Reviewed by Dennis Schwartz
A not completely satisfactory documentary that chronicles Chinese shock artist and activist Ai Weiwei without fully getting into his head, as he prepares for a series of controversial exhibitions and gets into an increasing number of clashes with the Chinese government. His works include helping to design Beijing’s Bird’s Nest stadium for the 2008 Olympics, filling the Tate Modern’s Turbine Hall with 100 million ceramic sunflower seeds (symbolizing his belief in many ideas) and openly challenging the government by uncovering the government-suppressed names of thousands of schoolchildren killed in the Sichuan earthquake.

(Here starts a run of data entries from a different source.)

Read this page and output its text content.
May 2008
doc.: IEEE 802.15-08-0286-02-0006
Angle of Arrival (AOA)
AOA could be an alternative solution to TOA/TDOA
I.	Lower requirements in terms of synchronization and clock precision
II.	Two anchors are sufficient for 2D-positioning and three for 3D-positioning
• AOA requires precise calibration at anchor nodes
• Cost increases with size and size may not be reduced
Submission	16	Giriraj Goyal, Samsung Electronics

First-time filmmaker Alison Klayman was working as a journalist in China when the unpredictable Ai Weiwei was detained in 2011 by the government and held for 81 days. Klaymanhas full access to the artist (such as footage from his 12 years working at a NYC gallery and video material recorded by Ai and his assistants). She shows the artist advocating for transparency from his government, as he tells the world through the Internet he doesn’t care for China’s Olympic stadium (the remarks were not reported in China) and defies the government by releasing all the names of the schoolchildren killed in the earthquake, something the government refused to do.Klayman never demonizes the authoritarian Chinese government, as her purpose seems to be to show how difficult it is to be a rebel in such a closed society as China.
The film is interesting but at times awkward in its presentation of Ai Weiwei as an artist and a spokesman for human rights in China. Klayman fails to make it clear why Weiwei’s art and activism should matter to us, but it does get across that the artist loves his country and would die for his belief that that diverse ideas should be welcomed, liberty be extended and the government should be more transparent. The artist is most famous for aseries of photographs that feature his extended middle finger superimposed over Tiananmen Square, which perhaps tells you all you want to know about the artist who made it on his own without attending the state run art school like most of the other recognized Chinese artists.